Health Partners International and the Open University have recently been collaborating on the production of a sample unit of a course on healthcare technology management for developing countries. The course is based on a series on six manuals that HPI (in its former incarnation of Ziken International) produced with DFID funding. The manuals are now freely available in electronic form. They are however rather big, each around 300 pages, and there are six of them. I was concerned about the usability of such a document and came up with the idea of basing a course around them, so that potential users could get familiar with the whole thing and decide how much of it they want to use.

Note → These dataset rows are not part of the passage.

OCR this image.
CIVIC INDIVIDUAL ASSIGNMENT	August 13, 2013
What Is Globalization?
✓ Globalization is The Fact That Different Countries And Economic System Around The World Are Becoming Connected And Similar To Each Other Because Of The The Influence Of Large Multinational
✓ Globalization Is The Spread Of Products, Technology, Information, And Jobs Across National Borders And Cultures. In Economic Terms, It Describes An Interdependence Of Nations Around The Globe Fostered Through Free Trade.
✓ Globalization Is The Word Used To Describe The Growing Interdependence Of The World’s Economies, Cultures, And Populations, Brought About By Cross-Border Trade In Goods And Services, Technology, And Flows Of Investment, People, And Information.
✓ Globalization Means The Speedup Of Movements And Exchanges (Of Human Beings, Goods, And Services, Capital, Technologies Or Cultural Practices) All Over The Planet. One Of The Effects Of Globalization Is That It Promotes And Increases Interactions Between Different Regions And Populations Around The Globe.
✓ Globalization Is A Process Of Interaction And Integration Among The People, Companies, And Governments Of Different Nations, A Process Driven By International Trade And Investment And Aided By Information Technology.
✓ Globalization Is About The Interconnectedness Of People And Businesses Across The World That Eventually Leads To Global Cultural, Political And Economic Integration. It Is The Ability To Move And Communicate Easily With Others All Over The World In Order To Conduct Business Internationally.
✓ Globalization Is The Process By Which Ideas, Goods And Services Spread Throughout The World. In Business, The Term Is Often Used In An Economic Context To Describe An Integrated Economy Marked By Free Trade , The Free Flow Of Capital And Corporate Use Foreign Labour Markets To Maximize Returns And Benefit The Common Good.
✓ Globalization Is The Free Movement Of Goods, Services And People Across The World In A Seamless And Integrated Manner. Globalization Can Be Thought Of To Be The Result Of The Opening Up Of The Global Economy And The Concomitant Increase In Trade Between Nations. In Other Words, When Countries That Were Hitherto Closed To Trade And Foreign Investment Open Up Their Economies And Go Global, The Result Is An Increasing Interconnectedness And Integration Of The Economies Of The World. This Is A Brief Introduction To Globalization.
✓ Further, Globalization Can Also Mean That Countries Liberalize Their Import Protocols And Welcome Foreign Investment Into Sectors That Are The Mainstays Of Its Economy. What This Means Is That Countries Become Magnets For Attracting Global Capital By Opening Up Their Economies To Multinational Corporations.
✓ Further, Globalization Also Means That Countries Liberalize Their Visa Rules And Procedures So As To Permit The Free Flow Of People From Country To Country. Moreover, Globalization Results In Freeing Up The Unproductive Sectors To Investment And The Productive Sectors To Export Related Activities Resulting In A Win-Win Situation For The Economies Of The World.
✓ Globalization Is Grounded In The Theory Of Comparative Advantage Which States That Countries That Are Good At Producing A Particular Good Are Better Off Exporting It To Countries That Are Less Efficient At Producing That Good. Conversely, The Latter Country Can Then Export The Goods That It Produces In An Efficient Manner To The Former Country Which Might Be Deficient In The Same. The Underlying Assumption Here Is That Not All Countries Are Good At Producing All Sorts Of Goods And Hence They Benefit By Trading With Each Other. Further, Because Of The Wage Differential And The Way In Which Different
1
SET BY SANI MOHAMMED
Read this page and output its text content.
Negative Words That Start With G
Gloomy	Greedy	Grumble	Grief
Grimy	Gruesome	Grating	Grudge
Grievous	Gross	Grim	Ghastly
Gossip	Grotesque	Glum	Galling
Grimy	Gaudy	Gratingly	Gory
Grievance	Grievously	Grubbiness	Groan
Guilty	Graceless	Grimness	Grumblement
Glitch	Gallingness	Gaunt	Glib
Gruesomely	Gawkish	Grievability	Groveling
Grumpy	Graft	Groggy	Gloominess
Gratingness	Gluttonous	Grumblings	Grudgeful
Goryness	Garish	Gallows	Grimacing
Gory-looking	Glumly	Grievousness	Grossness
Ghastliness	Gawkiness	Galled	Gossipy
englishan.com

The unit was finished in May and is available at the Openlearn Labspace site:
We took it to the Institution of Engineering and Technology conference on Appropriate Healthcare Technology for Developing Countries (see the post below) and gave it a run out. I introduced it, giving some of the history of the manuals project, Giselle Ferreira introduced the Openlearn platform and Pieter de Ruijter introduced the course itself. There was some lively discussion afterwards and there seemed to be a lot of enthusiasm for the idea. But the proof of the pudding is always in the eating. We'll get some user stats from the OU later this month and then we'll sit down and see if there is a case for finding funding for the whole thing. I will shortly be advertising it on Infratech and asking for constructive criticism. I feel enormously pleased with it despite having done nothing on it myself – all I did was bring the right people together. So now I wait with bated breath to see what engineers and civil servants all over the world think of it.